I want to use the calcOpticalFlowPyrLK()
to track Points I found after a (larger) detection/Matching of a Image.
The first recognition works with FAST/SIFT and matches the found Points are stored for the OpticalFlow Tracking.
I tried to eliminate Points where the status is not 1. After that I want calculate the Homography of the old Point set from the recognition and the new Point set from tracking.

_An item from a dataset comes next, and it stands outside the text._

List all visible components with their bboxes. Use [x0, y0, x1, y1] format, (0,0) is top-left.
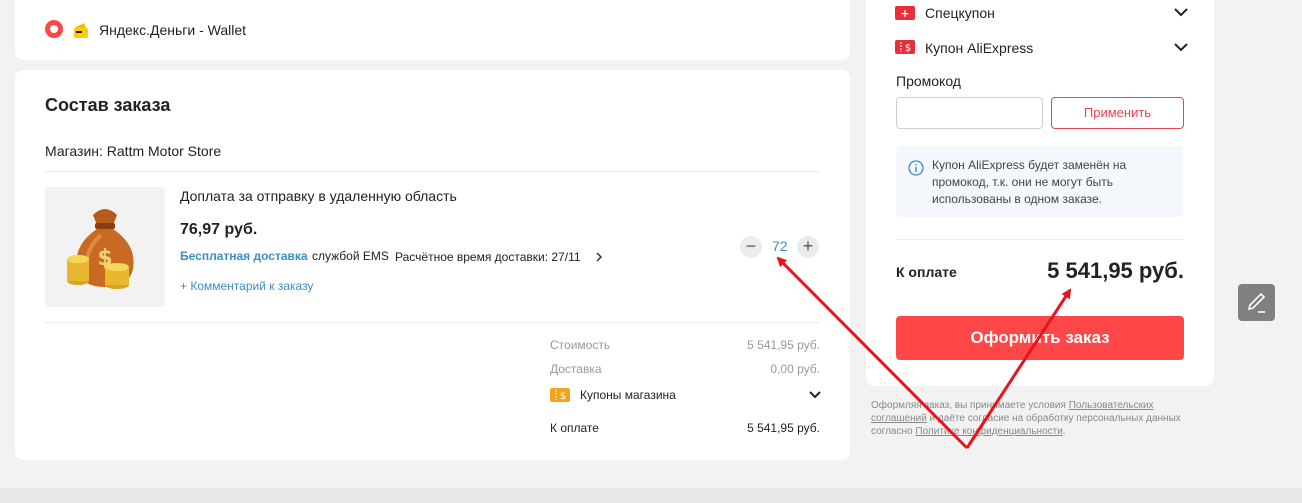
- annotation-arrow: [776, 256, 969, 450]
- annotation-arrow: [965, 288, 1072, 449]
- annotation-arrows: [776, 256, 1072, 450]
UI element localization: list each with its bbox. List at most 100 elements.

Afterwards, I want to calculate the perspective Transformation on the Corner Points so I can Mark the detected Object with a rectangle.
Enough talk here the Code and my Output:
std::cout << "****KLT TRACKING ****" << std::endl;
cv::Mat firstImg = cv::imread(imgPathtest7, -1);
cv::Mat firstgry;
cvtColor(firstImg, firstgry, CV_BGR2GRAY);
std::vector<cv::Point2f> estPoints;
std::vector<uchar> stat;
std::vector<float> errs;
cv::calcOpticalFlowPyrLK(gry, firstgry, ransacs, estPoints, stat, errs);
std::vector<cv::Point2f> estCorners;
for(int i = 0; i < estPoints.size(); i++){
if(stat[i]){
cv::circle(firstImg, estPoints[i], 5, cv::Scalar(0, 0, 255), 2);
std::cout << "Estimated Point:" << estPoints[i] << std::endl;
std::cout << "Status: " << stat[i] << std::endl;
} else {
estPoints.erase(estPoints.begin() + i);
ransacs.erase(ransacs.begin() + i);
}
std::cout << "Error: " << errs[i] << std::endl;
}
std::cout << "Size of ransacs/estPoints: " << ransacs.size() << " " << estPoints.size() << std::endl;
cv::Mat f = cv::findHomography(ransacs, estPoints);
std::cout << "Homo: " << f << std::endl;
cv::perspectiveTransform(scene_corners, estCorners, f);
cv::line(firstImg, estCorners[0], estCorners[1], cv::Scalar(0, 255, 0), 4);
cv::line(firstImg, estCorners[1], estCorners[2], cv::Scalar(0, 255, 0), 4);
cv::line(firstImg, estCorners[2], estCorners[3], cv::Scalar(0, 255, 0), 4);
cv::line(firstImg, estCorners[3], estCorners[0], cv::Scalar(0, 255, 0), 4);
cv::imshow("First Iteration", firstImg);
std::cout << "**** NEXT KLT TRACK ****" << std::endl;
//Second Image
cv::Mat nextMatchImg = cv::imread(imgPathtest6, -1);//STRING)
cv::Mat nextGry;
cvtColor(nextMatchImg, nextGry, CV_BGR2GRAY);
std::vector<cv::Point2f> estimatedPoints;
std::vector<uchar> status;
std::vector<float> err;
cv::calcOpticalFlowPyrLK(firstgry, nextGry, estPoints, estimatedPoints, status, err);
std::vector<cv::Point2f> estimatedCorners;
for(int i = 0; i < estimatedPoints.size(); i++){
if(status[i]){
cv::circle(nextMatchImg, estimatedPoints[i], 5, cv::Scalar(0, 0, 255), 2);
std::cout << "Estimated Point:" << estimatedPoints[i] << std::endl;
std::cout << "Status: " << status[i] << std::endl;
}else{
estimatedPoints.erase(estimatedPoints.begin() + i);
estPoints.erase(estPoints.begin() + i);
}
std::cout << "Error: " << err[i] << std::endl;
}
std::cout << "Size of ransacs/estimatedPoints: " << ransacs.size() << " " << estimatedPoints.size() << std::endl;
cv::Mat f2 = cv::findHomography(estPoints, estimatedPoints);
std::cout << "Homo: " << f2 << std::endl;
cv::perspectiveTransform(estCorners, estimatedCorners, f2);
cv::line(nextMatchImg, estimatedCorners[0], estimatedCorners[1], cv::Scalar(0, 255, 0), 4);
cv::line(nextMatchImg, estimatedCorners[1], estimatedCorners[2], cv::Scalar(0, 255, 0), 4);
cv::line(nextMatchImg, estimatedCorners[2], estimatedCorners[3], cv::Scalar(0, 255, 0), 4);
cv::line(nextMatchImg, estimatedCorners[3], estimatedCorners[0], cv::Scalar(0, 255, 0), 4);
cv::imshow("Example KLT", nextMatchImg);
After that I get this Result:
The left Image is the Result after Recogniton. The next two Images use Tracking via calcOpticalFlowPyrLK
Some of the previously detected Points are at a totally different place in the next Image but the Status says everything is fine. But the result is fine. In the last Image the Results is too bad. As seen, the rectangle around the Image is somewhere and not where it should be.
I hope, somebody knows, what I am doing wrong or can help me find a better solution.